Broadly speaking, you don't absolutely need camera orientation or GPS data. The algorithms can in principle fit the best possible imputed UAV location in 3D space plus the camera orientation for each image while fitting the best possible 3D model of the surface, generating orthophotos and a DEM as a byproduct. This is similar, but in 3D, like panorama stitchers (including Microsoft ICE mentioned in another answers) glue together 2D images without a priori info about their relative placement.
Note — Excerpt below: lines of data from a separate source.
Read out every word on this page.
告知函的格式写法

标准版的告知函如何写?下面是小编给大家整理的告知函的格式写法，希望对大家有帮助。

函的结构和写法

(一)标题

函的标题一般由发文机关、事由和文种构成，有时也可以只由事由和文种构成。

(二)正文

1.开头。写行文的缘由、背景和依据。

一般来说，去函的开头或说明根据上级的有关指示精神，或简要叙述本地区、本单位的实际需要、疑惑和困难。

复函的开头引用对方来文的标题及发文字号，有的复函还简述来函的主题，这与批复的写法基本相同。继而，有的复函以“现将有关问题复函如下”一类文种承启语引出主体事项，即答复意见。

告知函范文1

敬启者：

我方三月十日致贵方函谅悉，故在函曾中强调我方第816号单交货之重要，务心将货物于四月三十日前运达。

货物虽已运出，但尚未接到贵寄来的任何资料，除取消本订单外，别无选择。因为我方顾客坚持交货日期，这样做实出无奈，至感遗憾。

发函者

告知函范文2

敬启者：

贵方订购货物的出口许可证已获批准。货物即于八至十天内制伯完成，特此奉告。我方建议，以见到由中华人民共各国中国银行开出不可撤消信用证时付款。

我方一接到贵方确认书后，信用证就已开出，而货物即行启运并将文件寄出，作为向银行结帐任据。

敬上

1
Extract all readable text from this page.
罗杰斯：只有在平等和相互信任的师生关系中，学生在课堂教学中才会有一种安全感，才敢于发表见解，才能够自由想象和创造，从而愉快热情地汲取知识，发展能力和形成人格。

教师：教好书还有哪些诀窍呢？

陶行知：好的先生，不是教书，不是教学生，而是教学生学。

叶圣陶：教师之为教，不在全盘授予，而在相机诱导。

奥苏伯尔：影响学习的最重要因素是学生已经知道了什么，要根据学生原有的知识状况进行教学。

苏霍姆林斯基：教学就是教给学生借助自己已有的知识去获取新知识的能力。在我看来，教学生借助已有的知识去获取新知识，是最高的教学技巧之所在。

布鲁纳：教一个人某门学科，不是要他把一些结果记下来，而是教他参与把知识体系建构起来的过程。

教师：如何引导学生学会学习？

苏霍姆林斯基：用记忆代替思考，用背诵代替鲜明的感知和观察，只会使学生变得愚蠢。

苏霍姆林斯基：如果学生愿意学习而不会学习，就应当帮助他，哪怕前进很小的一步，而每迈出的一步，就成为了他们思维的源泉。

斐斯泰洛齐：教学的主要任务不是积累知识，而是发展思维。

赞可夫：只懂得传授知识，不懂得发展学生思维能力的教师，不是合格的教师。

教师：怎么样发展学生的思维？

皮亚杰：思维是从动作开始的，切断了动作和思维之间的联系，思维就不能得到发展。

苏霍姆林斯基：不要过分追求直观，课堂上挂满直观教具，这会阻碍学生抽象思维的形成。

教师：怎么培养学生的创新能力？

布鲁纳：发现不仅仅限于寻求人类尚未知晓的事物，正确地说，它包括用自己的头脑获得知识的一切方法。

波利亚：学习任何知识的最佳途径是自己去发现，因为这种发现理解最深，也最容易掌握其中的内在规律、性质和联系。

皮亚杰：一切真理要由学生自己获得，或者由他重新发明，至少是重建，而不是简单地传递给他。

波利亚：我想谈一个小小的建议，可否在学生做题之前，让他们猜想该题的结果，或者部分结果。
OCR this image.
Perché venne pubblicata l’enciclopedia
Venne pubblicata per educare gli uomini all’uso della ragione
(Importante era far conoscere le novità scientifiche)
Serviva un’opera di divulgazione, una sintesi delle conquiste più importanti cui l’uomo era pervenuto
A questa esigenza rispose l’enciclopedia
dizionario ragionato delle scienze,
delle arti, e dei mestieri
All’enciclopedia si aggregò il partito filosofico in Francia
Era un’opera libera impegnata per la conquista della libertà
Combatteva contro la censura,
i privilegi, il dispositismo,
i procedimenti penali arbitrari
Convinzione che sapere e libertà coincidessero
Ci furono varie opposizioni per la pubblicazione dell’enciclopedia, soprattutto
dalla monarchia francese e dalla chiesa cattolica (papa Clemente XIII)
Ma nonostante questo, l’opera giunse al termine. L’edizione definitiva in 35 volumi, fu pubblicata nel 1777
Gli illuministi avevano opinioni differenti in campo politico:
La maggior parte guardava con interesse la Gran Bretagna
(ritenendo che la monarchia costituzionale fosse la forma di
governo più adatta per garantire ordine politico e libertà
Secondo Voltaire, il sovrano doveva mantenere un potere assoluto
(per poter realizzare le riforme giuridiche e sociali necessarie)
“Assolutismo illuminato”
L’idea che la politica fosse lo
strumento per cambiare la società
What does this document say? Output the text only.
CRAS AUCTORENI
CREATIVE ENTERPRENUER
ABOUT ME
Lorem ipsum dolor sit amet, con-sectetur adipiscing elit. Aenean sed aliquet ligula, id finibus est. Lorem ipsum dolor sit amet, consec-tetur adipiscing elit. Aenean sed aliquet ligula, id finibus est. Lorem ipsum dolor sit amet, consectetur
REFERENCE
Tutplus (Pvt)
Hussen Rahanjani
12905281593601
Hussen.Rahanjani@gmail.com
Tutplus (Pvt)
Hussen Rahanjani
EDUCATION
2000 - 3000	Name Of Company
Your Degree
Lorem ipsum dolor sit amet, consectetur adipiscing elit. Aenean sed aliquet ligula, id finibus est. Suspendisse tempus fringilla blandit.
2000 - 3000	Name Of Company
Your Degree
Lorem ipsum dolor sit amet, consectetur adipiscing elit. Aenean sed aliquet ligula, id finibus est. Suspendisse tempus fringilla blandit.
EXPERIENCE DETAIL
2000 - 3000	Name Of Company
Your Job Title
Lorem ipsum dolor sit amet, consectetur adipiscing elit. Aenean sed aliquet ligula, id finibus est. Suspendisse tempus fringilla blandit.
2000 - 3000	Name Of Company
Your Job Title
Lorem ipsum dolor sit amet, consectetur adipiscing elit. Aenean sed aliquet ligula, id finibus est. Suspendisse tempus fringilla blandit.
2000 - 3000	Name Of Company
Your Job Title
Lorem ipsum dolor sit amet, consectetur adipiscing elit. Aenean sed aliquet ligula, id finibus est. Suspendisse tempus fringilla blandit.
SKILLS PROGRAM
UAV GPS coordinates, alone or with camera orientation info, can provide valuable information to the 3D stitching process. Some implementations actively use all of that information, others priarily use it just to georeference the resulting output. I would expect all such additional information will increase the speed and accuracy of the 3D model creation, and in particular the amount of noise/distortion/motion/lighting change the feature fitting process can handle without giving up, though I haven't seen empirical discussion of that.
There is significant imprecision (and inaccuracy) in non-RTK/PPK GPS data, plus lens distortion in individual images, together making it impossible to rely on recorded GPS and camera orientation data for each image alone and get a "perfect match". A degree of image data fitting (finding overlapping features) is always needed as a correction. So it's a question of degree rather than absolutes.
For an example of how this can be approached, see the workflows offered by MapsMadeEasy. Their DJI workflow uses DJI-specific camera orientation EXIF tags as well as GPS UAV location tags. Their "classic" workflow does not require or use the camera orientation tags. And their "flat map" workflow uses GPS and camera orientation tags but does not do feature matching/image data fitting, just trusts the tags.
If you have access to a DJI drone in particular, you could try a test run with these 3 worksflows of the environment you want your homebrew system to handle, plus the AgiSoft workflow you found, to compare.
Finally, to your question of "what's the use of ... in photogrammetry", taking aside the issue of stitching multiple photos together, my question and answer here deals with the math how those specific variables translate into georeferencing a single image.